I write every topic in the index, as it happens, with the page number next to it. If I have filled out 10 pages in my bullet journal and four of them are work To Do lists, on my index I’ll write “To Do lists.” Then “Funny Kid Quotes,” page six. In the future, if I write down more funny kid quotes, I will come back and put that page number on that same line in the index for funny kid quotes. If I have a course that I’m working on, or a project, I’ll write the name of the project on that index. As I go through my week or my year and I work more on that course, I write those page numbers on the index next to the project name.
So the index concept eliminated page-flipping. It made life so much easier, even as my business became more and more complicated.
Reducing the mental load and frustration was massive!
I used the composition book combined with the index method for three or four years.
The Sketchbook
Then Julie Chenell comes along and starts talking about her paper whiteboard.
In any kind of business that requires a lot of creativity, planning, or mapping, the whiteboard is a key element.

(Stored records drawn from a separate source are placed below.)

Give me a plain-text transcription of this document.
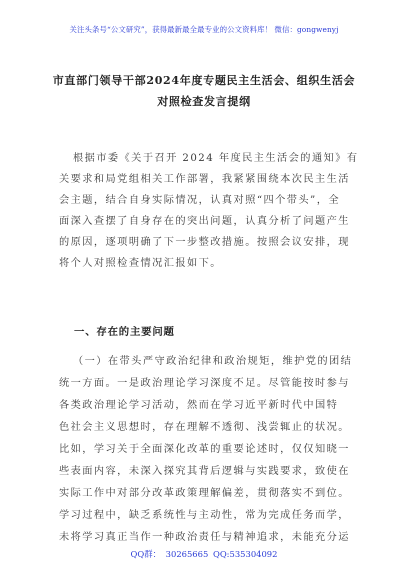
关注头条号“公文研究”，获得最新最全最专业的公文资料库！ 微信：gongwenyj
市直部门领导干部2024年度专题民主生活会、组织生活会
对照检查发言提纲
根据市委《关于召开 2024 年度民主生活会的通知》有
关要求和局党组相关工作部署，我紧紧围绕本次民主生活
会主题，结合自身实际情况，认真对照“四个带头”，全
面深入查摆了自身存在的突出问题，认真分析了问题产生
的原因，逐项明确了下一步整改措施。按照会议安排，现
将个人对照检查情况汇报如下。
一、存在的主要问题
（一）在带头严守政治纪律和政治规矩，维护党的团结
统一方面。一是政治理论学习深度不足。尽管能按时参与
各类政治理论学习活动，然而在学习近平新时代中国特
色社会主义思想时，存在理解不透彻、浅尝辄止的状况。
比如，学习关于全面深化改革的重要论述时，仅仅知晓一
些表面内容，未深入探究其背后逻辑与实践要求，致使在
实际工作中对部分改革政策理解偏差，贯彻落实不到位。
学习过程中，缺乏系统性与主动性，常为完成任务而学，
未将学习真正当作一种政治责任与精神追求，未能充分运
QQ群： 30265665 QQ:535304092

People get massive, massive whiteboards to write down all the stuff they need to know, think about, have already thought of, mapped, or planned.

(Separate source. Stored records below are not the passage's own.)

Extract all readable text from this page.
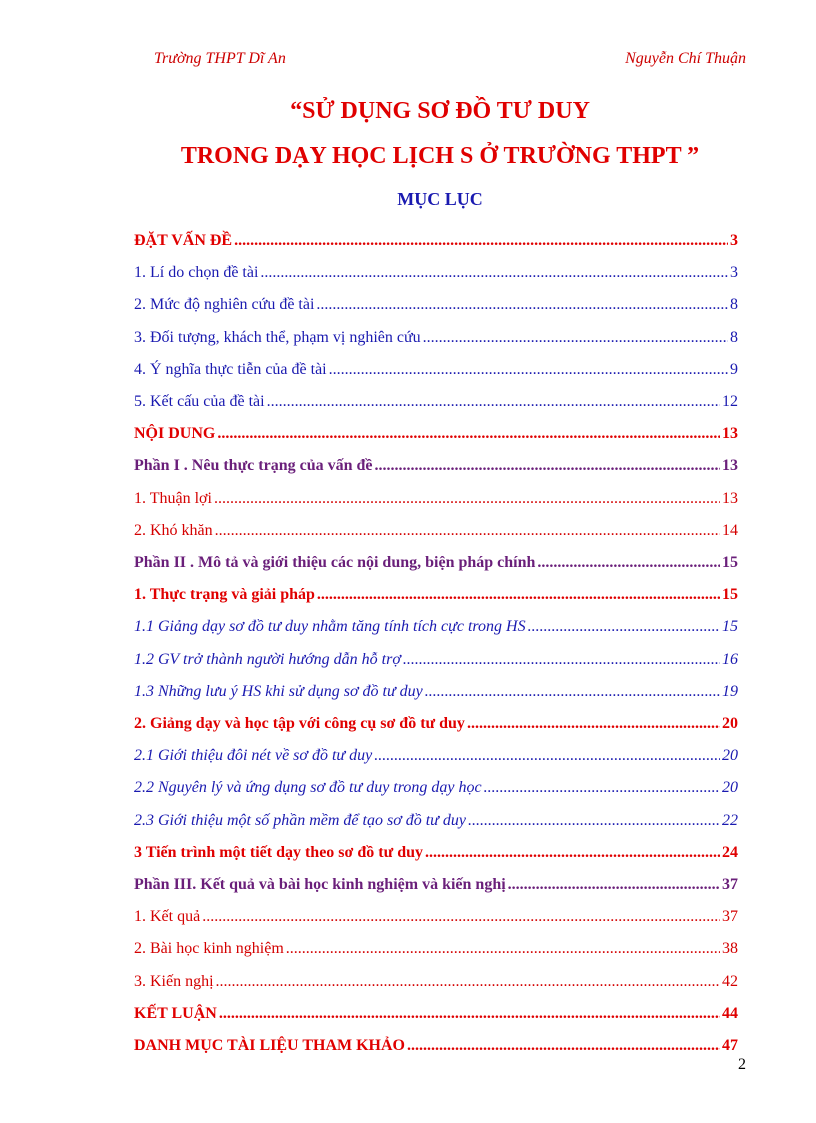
Trường THPT Dĩ An	Nguyễn Chí Thuận
“SỬ DỤNG SƠ ĐỒ TƯ DUY
TRONG DẠY HỌC LỊCH S Ở TRƯỜNG THPT ”
MỤC LỤC
ĐẶT VẤN ĐỀ .....	3
1. Lí do chọn đề tài .....	3
2. Mức độ nghiên cứu đề tài .....	8
3. Đối tượng, khách thể, phạm vị nghiên cứu .....	8
4. Ý nghĩa thực tiễn của đề tài .....	9
5. Kết cấu của đề tài .....	12
NỘI DUNG .....	13
Phần I . Nêu thực trạng của vấn đề .....	13
1. Thuận lợi .....	13
2. Khó khăn .....	14
Phần II . Mô tả và giới thiệu các nội dung, biện pháp chính .....	15
1. Thực trạng và giải pháp .....	15
1.1 Giảng dạy sơ đồ tư duy nhằm tăng tính tích cực trong HS .....	15
1.2 GV trở thành người hướng dẫn hỗ trợ .....	16
1.3 Những lưu ý HS khi sử dụng sơ đồ tư duy .....	19
2. Giảng dạy và học tập với công cụ sơ đồ tư duy .....	20
2.1 Giới thiệu đôi nét về sơ đồ tư duy .....	20
2.2 Nguyên lý và ứng dụng sơ đồ tư duy trong dạy học .....	20
2.3 Giới thiệu một số phần mềm để tạo sơ đồ tư duy .....	22
3 Tiến trình một tiết dạy theo sơ đồ tư duy .....	24
Phần III. Kết quả và bài học kinh nghiệm và kiến nghị .....	37
1. Kết quả .....	37
2. Bài học kinh nghiệm .....	38
3. Kiến nghị .....	42
KẾT LUẬN .....	44
DANH MỤC TÀI LIỆU THAM KHẢO .....	47
2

But Julie, like me, never had a big office to hang a giant whiteboard. We work from home. We have our kids. We don’t always have real offices. We often don’t have a good place to stick a massive whiteboard.
What she started using instead was sketchbooks.
She likes the mixed media ones because the pages are thick and the ink doesn’t bleed through. I’ve tried a few different ones. I think any kind of sketchbook would be fine. She gets the biggest ones she can find, and uses them as a whiteboard. The pages are huge! You can get colored markers if you want, which can be fun.
You have all of these whiteboard brainstorm sessions, but you don’t have to take a picture of them on your phone before you erase and do it all over again. You can you just flip a page!
The thing I loved about the composition book (keeping everything in one place) is what Julie loves about the paper whiteboard. She can do all her planning, brainstorming, writing, To Do lists, tracking, and calendar plotting in this one giant notebook and it’s contained. She can refer back to previous pages if she needs to.
I’ve filled a couple of giant sketchbooks, and I’ve used a smaller one. I think my next one is going to be a medium size — big enough to provide plenty of space, but not so big that I can’t carry it in a purse. (PS: That’s an Amazon affiliate link.)
Paper Whiteboard, the Ashley Version
What I have done with my paper whiteboard is combine these three previous methods. I do have my giant mixed media notebook, and I also use composition books with an index.
I manually number each page, and I use the front cover as my index. My index lines are things like Facebook audience, ideas for my Facebook ads, brain dumps for the general copywriting course that I’m working on, and stuff like that.
I used a paper whiteboard to sketch out all my stuff for Clips Camp when I launched it in March and again when I did Client Bound in June. I’ll use my paper whiteboard when I’m drafting a sales page or an email sequence. I’ll chunk out: email number one is about this. Number two is about this. Number three is going to be this with this story and this subject line. Email number four is blah blah blah. Then I can see the whole email sequence at a glance.
I’ll use it to sketch out a sales page, too. That’s made a huge difference for my writing. When I’m looking at a screen, I don’t see it as well as when I look at paper. I can flip through paper instead of scrolling. I see it better, so it turns out better.
These are all the different ways that I use my paper whiteboard. If there is anything that you are doing that has multiple moving pieces or you have chunks or milestones or anything that you want to get into, I highly recommend that you do this.
That’s my system. I number all the pages myself. I keep the index and then it’s just easy reference and that is the paper whiteboard!